Throughout his life, Fenton wrote an abundance of articles, especially on ecclesiology and church-state relations. He vigorously attacked the ideas of religious liberty promoted by Jesuit theologian John Courtney Murray. Thomas T. Love states, "Essentially by 'conservative' we mean...Catholic University of America in 1949; and Joseph Clifford Fenton."

Most of his hundreds of articles were published in the American Ecclesiastical Review, though he also contributed to Columbia, America, Fortnightly Review, Catholic Educational Review and Le Seminaire. His writing career also encompasses six books:
- The Theology of Prayer (1939)
- The Concept of Sacred Theology (1941)
- We Stand with Christ (1943)
- The Calling of a Diocesan Priest (1944)
- The Concept of the Diocesan Priesthood (1951)
- The Catholic Church and Salvation (1958). There is a Spanish translation.

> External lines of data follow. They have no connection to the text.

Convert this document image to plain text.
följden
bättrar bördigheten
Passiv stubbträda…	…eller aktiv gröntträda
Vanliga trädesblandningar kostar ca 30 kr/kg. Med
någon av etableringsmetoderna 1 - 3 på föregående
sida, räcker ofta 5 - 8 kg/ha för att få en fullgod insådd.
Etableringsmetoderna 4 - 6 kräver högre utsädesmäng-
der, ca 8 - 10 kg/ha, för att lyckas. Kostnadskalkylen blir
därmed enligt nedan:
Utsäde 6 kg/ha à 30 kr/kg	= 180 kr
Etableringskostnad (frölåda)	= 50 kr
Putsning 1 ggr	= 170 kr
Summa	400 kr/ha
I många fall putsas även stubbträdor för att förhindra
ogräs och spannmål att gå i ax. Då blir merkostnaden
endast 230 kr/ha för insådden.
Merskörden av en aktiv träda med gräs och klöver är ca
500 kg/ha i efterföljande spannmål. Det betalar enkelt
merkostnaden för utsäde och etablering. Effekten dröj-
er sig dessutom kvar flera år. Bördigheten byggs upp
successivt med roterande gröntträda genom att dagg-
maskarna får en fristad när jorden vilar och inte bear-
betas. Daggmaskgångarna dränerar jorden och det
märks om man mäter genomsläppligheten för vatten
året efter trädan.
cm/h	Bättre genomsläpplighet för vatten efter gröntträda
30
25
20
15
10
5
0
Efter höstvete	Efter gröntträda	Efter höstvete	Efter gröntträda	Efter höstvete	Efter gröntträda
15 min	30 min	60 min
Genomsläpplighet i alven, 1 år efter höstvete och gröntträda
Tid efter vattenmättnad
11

The 21st century has seen something of a revival of interest in Fenton's books by traditionalist Catholics. In 2006, The Catholic Church and Salvation, a scholarly in-depth explanation of the Catholic dogma "No Salvation Outside the Church", was republished by the Society of St. Pius V's Seminary Press in Round Top, New York. In 2016, We Stand with Christ was republished by Emmaus Road Publishing under the title Laying the Foundation: A Handbook of Catholic Apologetics and Fundamental Theology. Also in 2016, Christian D. Washburn (Associate Professor of Dogmatic Theology, at the Saint Paul Seminary School of Divinity, in St. Paul, MN) edited a collection of Fenton's essays from American Ecclesiastical Review under the title The Church of Christ: A Collection of Essays by Monsignor Joseph C. Fenton, published by Cluny Media, which has overseen the bulk of the revival in Fenton's works, releasing new editions of The Theology of Prayer and The Concept of Diocesan Priesthood, under the title The Diocesan Priest in the Church of Christ, and including Fenton's dissertation, "The Concept of Sacred Theology", in its Thomist Tradition Series, under the title What Is Sacred Theology?.

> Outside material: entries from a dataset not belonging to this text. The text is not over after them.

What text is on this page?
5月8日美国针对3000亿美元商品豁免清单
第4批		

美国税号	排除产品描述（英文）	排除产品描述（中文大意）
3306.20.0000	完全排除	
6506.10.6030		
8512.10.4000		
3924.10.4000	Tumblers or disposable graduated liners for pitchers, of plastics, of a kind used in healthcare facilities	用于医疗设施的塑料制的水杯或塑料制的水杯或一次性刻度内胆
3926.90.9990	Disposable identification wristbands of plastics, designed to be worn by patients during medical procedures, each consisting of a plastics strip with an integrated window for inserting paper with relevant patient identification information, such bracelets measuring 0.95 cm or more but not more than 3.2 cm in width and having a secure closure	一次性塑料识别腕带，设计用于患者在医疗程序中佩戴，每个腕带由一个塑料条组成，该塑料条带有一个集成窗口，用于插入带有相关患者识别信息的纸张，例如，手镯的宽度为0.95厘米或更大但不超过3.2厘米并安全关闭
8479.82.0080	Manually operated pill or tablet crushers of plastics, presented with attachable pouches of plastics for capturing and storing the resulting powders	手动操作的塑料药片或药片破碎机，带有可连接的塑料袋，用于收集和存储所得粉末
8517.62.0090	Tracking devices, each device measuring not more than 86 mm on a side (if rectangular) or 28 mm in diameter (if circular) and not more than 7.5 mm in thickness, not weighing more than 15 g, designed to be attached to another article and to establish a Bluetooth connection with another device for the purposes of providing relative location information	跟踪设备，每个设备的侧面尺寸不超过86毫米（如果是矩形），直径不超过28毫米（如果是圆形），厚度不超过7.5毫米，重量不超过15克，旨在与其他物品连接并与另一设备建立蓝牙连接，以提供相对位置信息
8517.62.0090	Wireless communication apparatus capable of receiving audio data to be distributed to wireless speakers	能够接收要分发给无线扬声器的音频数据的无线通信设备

During the first years of the Second Vatican Council, Fenton was a member of the preparatory Theological Commission, the Doctrinal Commission, the Commission on Faith and Morals and also a peritus. As a controversialist, he is best remembered for his aggressive opposition to John Courtney Murray, S.J., on religious freedom and on the relationship between church and State. However the Council endorsed Murray's position and rejected Fenton. Defeated and despondent, he resigned his academic roles and became a local parish priest. In December 1963, Fenton resigned as editor of the American Ecclesiastical Review "because of poor health" and became pastor of St. Patrick's Catholic Church in Chicopee Falls, Massachusetts. "He spent the remaining years of his life attacking from the pulpit the liberal reforms within the American church".

Fenton died of an acute heart attack, apparently in his sleep, on July 7, 1969. He is buried at St. Thomas Cemetery in Palmer, Massachusetts.

Joseph Clifford Fenton is sometimes confused with Fr. Francis E. Fenton (no relation), founder of the Orthodox Roman Catholic Movement.